The air hung thick with the scent of burning rubber and a simmering tension – a familiar cocktail at Jerez. Nigel Mansell, a force of nature distilled into a Williams-Honda, simply *was* the race, wasn't he? Twenty-two seconds separated him from Prost, a gulf that felt less like a strategic advantage and more like a chasm carved by sheer aggression, a testament to the British driver's relentless pursuit.

Kat — 30 · Technical journalist

The rain hadn't relented, a greasy curtain clinging to the Jerez asphalt. Mansell wrestled the Williams – Honda, a predator fighting for purchase, its tires screaming a silent protest. Twenty-two seconds. Prost, a glacial presence in the McLaren – TAG, watched him go by, a calculation etched onto his face – the weight of a championship hanging heavier than the Spanish drizzle. Johansson, a stoic island in the McLaren's wake, didn't even glance back, a testament to the brutal, solitary nature of this pursuit. The scent of burning rubber and damp earth – a potent cocktail of ambition and desperation. This wasn't simply a victory; it was a declaration.

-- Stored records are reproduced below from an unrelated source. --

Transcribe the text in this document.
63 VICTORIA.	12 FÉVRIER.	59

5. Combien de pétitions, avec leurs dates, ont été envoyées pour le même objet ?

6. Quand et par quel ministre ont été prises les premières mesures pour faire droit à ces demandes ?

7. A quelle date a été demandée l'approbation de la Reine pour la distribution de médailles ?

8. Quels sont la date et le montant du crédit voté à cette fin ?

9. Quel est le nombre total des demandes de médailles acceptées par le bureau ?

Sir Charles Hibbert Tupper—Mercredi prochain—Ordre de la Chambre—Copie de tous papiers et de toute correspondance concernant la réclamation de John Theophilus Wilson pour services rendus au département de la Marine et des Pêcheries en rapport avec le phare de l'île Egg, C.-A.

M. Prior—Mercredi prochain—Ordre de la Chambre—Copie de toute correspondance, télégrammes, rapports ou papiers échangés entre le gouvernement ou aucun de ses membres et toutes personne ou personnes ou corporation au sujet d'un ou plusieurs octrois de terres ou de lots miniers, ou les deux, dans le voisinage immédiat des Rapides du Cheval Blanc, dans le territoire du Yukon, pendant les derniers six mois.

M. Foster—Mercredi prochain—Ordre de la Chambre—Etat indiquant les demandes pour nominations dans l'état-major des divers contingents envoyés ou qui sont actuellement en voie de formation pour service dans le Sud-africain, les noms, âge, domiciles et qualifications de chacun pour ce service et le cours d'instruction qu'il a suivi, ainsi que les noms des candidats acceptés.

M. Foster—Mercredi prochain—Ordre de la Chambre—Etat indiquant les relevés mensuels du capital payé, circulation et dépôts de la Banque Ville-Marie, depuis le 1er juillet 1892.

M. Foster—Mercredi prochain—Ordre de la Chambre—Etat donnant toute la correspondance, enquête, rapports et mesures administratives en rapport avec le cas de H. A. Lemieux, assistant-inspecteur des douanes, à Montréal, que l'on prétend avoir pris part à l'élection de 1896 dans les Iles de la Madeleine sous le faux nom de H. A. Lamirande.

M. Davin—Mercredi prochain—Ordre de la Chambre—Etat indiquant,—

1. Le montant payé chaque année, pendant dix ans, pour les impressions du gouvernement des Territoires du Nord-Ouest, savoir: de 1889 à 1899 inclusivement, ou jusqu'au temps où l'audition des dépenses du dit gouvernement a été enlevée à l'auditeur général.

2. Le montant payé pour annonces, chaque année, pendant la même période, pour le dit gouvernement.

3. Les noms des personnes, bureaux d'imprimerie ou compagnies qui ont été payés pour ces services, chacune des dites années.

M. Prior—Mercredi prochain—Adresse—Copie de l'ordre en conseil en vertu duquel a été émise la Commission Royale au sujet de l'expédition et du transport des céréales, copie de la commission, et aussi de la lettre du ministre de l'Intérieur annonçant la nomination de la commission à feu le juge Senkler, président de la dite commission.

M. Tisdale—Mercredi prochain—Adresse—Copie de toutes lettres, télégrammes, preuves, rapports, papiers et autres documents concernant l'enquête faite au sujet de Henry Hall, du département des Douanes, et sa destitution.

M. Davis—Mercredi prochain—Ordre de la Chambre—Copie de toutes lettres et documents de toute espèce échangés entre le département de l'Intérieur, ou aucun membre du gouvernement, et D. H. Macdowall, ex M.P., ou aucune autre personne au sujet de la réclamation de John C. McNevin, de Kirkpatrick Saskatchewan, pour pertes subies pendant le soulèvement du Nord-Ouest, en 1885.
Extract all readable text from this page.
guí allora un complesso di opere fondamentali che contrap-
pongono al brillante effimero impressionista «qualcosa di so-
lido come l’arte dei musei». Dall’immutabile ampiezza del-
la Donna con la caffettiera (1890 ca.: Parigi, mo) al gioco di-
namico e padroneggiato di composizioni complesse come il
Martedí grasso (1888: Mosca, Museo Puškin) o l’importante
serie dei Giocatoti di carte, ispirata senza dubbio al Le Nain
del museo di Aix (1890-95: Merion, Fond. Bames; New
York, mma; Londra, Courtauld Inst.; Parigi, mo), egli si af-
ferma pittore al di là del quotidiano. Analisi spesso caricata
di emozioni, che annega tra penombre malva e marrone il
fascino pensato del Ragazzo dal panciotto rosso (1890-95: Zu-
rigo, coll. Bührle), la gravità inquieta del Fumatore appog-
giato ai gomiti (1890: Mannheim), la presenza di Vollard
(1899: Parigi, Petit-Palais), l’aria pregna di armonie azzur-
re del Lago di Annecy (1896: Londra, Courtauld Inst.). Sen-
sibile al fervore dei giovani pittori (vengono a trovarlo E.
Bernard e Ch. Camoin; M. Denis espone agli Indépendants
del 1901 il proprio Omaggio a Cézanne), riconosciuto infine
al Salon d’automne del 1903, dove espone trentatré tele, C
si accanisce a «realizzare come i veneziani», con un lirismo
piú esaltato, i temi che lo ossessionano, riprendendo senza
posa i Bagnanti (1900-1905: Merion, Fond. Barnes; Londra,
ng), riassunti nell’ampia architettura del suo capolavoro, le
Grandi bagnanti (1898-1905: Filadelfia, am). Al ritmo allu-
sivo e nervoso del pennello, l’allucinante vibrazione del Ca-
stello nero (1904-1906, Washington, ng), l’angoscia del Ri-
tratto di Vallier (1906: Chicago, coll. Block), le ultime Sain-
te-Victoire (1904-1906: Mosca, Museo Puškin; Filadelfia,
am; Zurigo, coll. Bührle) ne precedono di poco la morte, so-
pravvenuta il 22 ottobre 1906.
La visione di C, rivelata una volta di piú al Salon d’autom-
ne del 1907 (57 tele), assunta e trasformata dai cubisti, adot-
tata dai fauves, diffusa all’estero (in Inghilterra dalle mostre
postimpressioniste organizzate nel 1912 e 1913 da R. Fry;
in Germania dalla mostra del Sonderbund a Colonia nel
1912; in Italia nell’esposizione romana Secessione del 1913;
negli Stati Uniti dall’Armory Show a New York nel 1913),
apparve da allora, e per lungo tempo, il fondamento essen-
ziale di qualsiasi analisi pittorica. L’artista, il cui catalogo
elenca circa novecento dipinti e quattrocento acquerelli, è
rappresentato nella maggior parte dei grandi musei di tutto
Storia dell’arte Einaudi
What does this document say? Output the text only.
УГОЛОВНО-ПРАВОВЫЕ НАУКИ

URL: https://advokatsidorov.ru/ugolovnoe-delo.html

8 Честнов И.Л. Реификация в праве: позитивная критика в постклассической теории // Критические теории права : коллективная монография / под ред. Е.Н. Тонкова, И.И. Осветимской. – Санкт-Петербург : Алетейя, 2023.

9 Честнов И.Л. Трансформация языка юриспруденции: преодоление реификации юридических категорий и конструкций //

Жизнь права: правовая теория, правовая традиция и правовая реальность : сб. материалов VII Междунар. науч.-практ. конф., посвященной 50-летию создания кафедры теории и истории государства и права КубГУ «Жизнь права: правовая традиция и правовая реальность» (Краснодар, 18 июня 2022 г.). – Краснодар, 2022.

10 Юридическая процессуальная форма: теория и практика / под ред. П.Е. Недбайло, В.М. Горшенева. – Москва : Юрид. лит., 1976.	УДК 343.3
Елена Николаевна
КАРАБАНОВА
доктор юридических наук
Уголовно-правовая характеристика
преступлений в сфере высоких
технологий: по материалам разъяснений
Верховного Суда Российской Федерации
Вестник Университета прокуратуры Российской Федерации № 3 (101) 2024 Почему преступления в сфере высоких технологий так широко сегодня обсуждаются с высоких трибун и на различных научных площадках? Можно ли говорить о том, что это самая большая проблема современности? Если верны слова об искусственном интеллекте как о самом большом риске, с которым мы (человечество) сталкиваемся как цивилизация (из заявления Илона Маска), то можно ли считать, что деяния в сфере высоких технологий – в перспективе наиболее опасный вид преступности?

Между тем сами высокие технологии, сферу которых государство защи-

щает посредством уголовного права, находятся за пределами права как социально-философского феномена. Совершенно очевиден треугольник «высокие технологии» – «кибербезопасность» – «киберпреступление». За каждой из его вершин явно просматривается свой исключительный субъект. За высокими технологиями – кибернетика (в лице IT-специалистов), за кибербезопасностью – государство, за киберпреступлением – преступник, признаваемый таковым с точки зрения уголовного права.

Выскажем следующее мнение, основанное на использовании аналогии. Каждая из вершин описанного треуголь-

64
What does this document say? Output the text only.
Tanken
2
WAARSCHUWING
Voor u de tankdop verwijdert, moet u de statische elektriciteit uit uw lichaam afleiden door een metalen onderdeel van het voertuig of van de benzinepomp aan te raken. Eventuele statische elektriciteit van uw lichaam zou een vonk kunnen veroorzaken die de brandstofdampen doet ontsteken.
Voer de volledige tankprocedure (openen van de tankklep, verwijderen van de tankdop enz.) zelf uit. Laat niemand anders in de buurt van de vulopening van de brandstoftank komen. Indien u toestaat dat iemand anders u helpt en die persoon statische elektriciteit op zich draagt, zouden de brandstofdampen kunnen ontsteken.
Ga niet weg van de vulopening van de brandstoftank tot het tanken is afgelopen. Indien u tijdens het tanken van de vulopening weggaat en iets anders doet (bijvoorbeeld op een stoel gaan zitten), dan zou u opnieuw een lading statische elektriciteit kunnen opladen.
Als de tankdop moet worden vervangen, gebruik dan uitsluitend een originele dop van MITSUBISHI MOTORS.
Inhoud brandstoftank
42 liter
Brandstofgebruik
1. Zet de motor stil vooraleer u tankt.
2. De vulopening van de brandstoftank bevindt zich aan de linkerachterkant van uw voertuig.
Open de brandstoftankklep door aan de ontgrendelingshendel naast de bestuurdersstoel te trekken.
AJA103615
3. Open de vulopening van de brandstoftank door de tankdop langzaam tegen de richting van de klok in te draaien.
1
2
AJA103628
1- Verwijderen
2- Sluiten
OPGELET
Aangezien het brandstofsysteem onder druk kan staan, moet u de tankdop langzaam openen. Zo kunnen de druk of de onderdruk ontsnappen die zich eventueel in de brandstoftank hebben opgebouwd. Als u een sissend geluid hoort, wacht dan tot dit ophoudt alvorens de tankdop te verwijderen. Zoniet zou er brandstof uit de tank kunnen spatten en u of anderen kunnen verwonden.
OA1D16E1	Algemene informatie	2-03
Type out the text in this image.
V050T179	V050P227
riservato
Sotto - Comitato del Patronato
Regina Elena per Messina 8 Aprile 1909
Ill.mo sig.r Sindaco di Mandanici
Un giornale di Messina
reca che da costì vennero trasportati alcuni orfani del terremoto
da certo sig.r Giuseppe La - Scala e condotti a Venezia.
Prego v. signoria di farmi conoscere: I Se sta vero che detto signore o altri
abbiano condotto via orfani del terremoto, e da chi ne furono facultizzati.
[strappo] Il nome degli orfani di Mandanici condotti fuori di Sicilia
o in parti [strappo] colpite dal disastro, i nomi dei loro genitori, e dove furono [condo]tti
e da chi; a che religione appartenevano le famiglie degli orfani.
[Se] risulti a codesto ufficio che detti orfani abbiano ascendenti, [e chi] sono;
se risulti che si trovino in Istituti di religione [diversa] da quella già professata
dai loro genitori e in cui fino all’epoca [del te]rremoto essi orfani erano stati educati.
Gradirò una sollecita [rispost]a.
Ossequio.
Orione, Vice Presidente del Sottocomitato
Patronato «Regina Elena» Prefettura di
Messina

The rain, a bruised purple slick on the tarmac, seemed to mirror the knot in Mansell's stomach. Twenty-two seconds. He'd felt the shift in Johansson's pace, the subtle tightening of the throttle, and knew, with a grim certainty, that the Swede was fighting for every scrap of performance. The Williams-Honda, a magnificent beast, responded to his touch, but victory, he realized, wasn't merely about speed. It was about the relentless, almost brutal, self-belief that had carried him this far, a conviction forged in the fires of disappointment. The championship, he thought, wasn't won on Sundays alone. It was a slow, deliberate accumulation of moments like this, a testament to the refusal to yield.